After filing an objection to the National Football League (NFL) concussion settlement, the family of former Bears safety, Dave Duerson rejected the deal. Players have until midnight tonight to opt out of the proposed settlement between the NFL and roughly 5,000 ex-players who claim the NFL kept the dangers of head injuries hidden.
In February 2011, 50-year-old Duerson committed suicide by a self-inflicted gunshot wound to the chest. An examination showed he had Chronic Traumatic Encephalopathy (CTE). According to Boston University, this generative brain disease is typically associated with repetitive brain trauma to include symptomatic concussions and asymptomatic sub-concussive blows to the head.
Just this past month, the same settlement was rejected by the family of former linebacker Junior Seau.
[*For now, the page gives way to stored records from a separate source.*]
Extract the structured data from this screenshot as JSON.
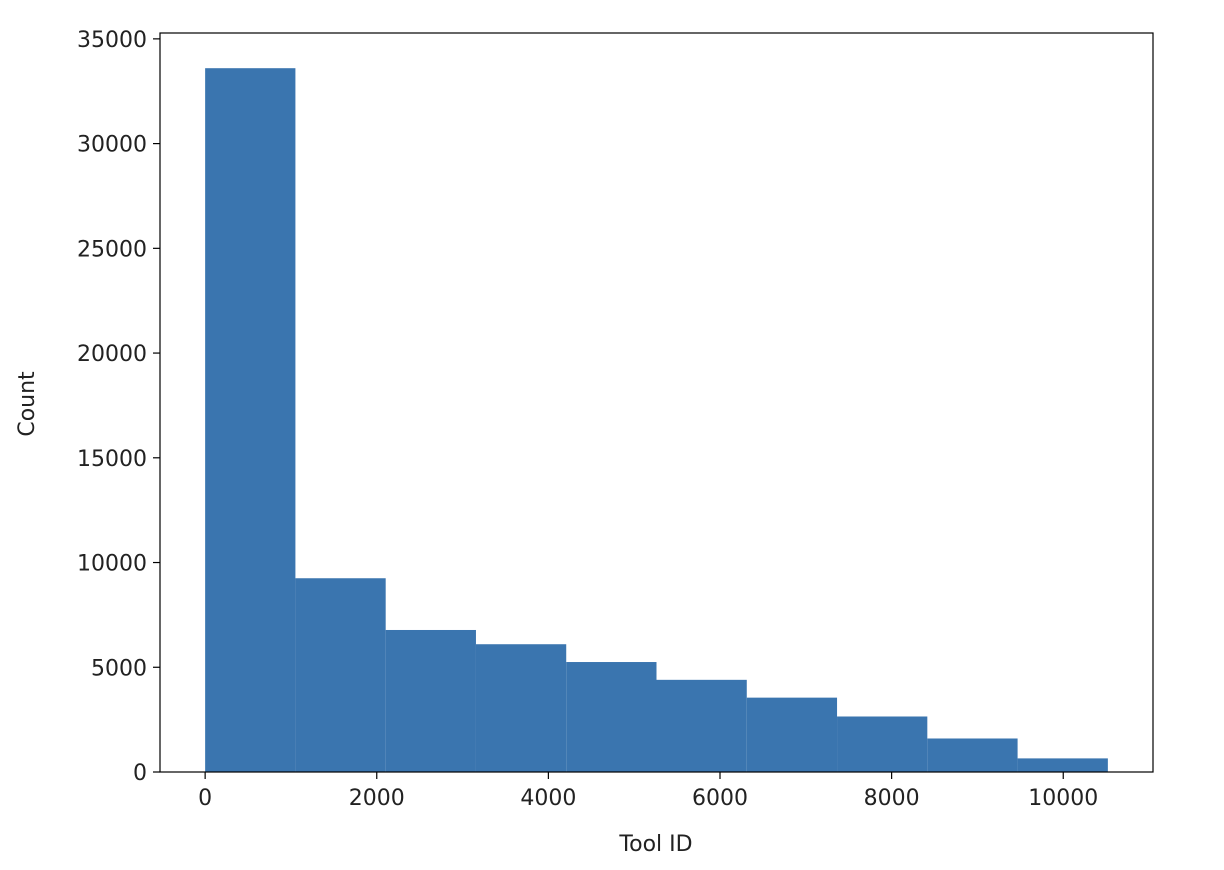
{
  "chart_data": {
    "type": "histogram",
    "x_label": "Tool ID",
    "y_label": "Count",
    "bins": [
      0,
      1052,
      2104,
      3156,
      4208,
      5260,
      6312,
      7364,
      8416,
      9468,
      10520
    ],
    "values": [
      33600,
      9250,
      6780,
      6100,
      5250,
      4400,
      3550,
      2650,
      1600,
      650
    ],
    "color": "#3a75af",
    "xlim": [
      -526,
      11046
    ],
    "ylim": [
      0,
      35280
    ],
    "xticks": [
      0,
      2000,
      4000,
      6000,
      8000,
      10000
    ],
    "yticks": [
      0,
      5000,
      10000,
      15000,
      20000,
      25000,
      30000,
      35000
    ]
  }
}
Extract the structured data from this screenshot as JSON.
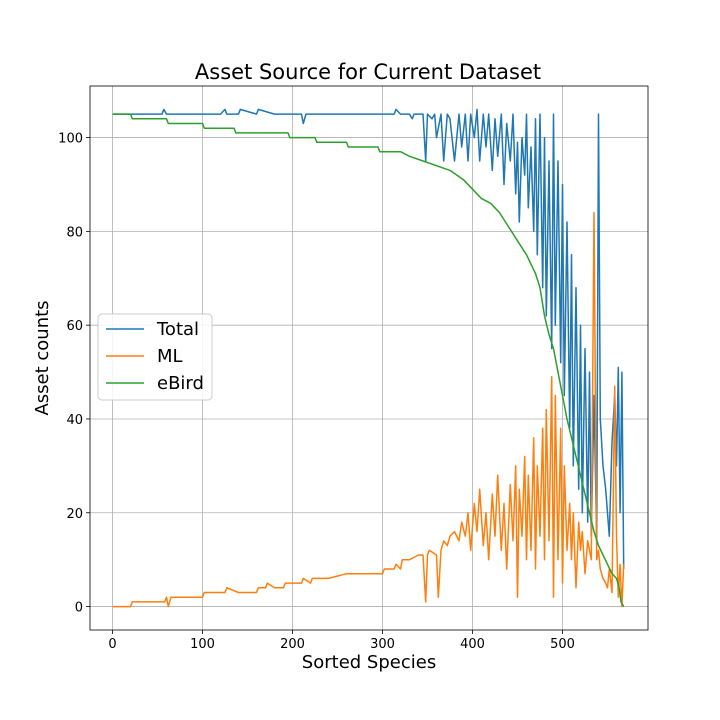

In a formal statement, the family said they will move forward with an official lawsuit against the organization.
The family of Duerson feels the deal being offered by the NFL is unjust since it places limitations on payouts to people with CTE. According to Bill Gibbs, attorney with Corboy & Demetrio who serves as legal counsel for the family, Duerson did not commit suicide so that CTE would be forever eliminated from the NFL’s lexicon. He added that the settlement proposed to the Duerson family insults the player’s legacy.
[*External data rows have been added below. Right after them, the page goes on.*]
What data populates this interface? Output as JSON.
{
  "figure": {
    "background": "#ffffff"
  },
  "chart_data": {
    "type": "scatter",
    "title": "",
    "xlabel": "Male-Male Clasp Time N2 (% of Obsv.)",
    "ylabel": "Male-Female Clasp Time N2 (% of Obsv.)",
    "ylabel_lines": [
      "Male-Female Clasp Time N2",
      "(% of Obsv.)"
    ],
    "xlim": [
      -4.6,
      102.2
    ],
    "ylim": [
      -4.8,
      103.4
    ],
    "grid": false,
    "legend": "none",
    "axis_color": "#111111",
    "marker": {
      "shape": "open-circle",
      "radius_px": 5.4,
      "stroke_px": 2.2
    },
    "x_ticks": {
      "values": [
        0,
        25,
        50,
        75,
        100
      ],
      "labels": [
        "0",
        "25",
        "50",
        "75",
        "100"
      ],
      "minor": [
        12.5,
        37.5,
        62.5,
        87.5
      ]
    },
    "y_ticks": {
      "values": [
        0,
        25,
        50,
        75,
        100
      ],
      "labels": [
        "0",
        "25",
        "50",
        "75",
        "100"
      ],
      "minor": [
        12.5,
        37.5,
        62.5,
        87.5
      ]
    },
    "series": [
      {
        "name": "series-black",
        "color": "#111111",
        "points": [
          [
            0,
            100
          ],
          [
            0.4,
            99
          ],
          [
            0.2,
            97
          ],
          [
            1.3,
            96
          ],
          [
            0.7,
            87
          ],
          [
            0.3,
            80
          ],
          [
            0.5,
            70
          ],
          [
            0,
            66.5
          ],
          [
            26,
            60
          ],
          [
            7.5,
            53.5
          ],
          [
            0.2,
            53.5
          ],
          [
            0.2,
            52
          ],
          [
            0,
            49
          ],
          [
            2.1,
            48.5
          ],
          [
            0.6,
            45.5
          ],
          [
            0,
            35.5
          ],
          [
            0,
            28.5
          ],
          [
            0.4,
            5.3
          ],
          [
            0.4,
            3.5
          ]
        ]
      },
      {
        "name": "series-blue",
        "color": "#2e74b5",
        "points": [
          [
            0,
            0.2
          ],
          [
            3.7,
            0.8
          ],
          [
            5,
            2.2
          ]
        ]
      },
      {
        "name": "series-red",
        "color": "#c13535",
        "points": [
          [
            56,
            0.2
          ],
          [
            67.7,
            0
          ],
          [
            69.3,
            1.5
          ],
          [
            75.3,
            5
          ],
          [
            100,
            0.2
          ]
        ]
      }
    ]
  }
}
Nine additional former players have attorneys who agree that the NFL concussion deal excludes families who suffer the ramifications of CTE by not compensating players with a firm diagnosis of the disease after the July 7 date.
Interestingly, the July 7 date is the same agreed to by the NFL and former players for a proposed $765 million settlement on claims and an agreement preliminarily approved by US District Judge Anita Brody.
By November 3, a court administrator will announce the number of ex-players who opted out of the deal. In addition, former players with concerns pertaining to the settlement agreement have the option to attend a November 19 fairness hearing.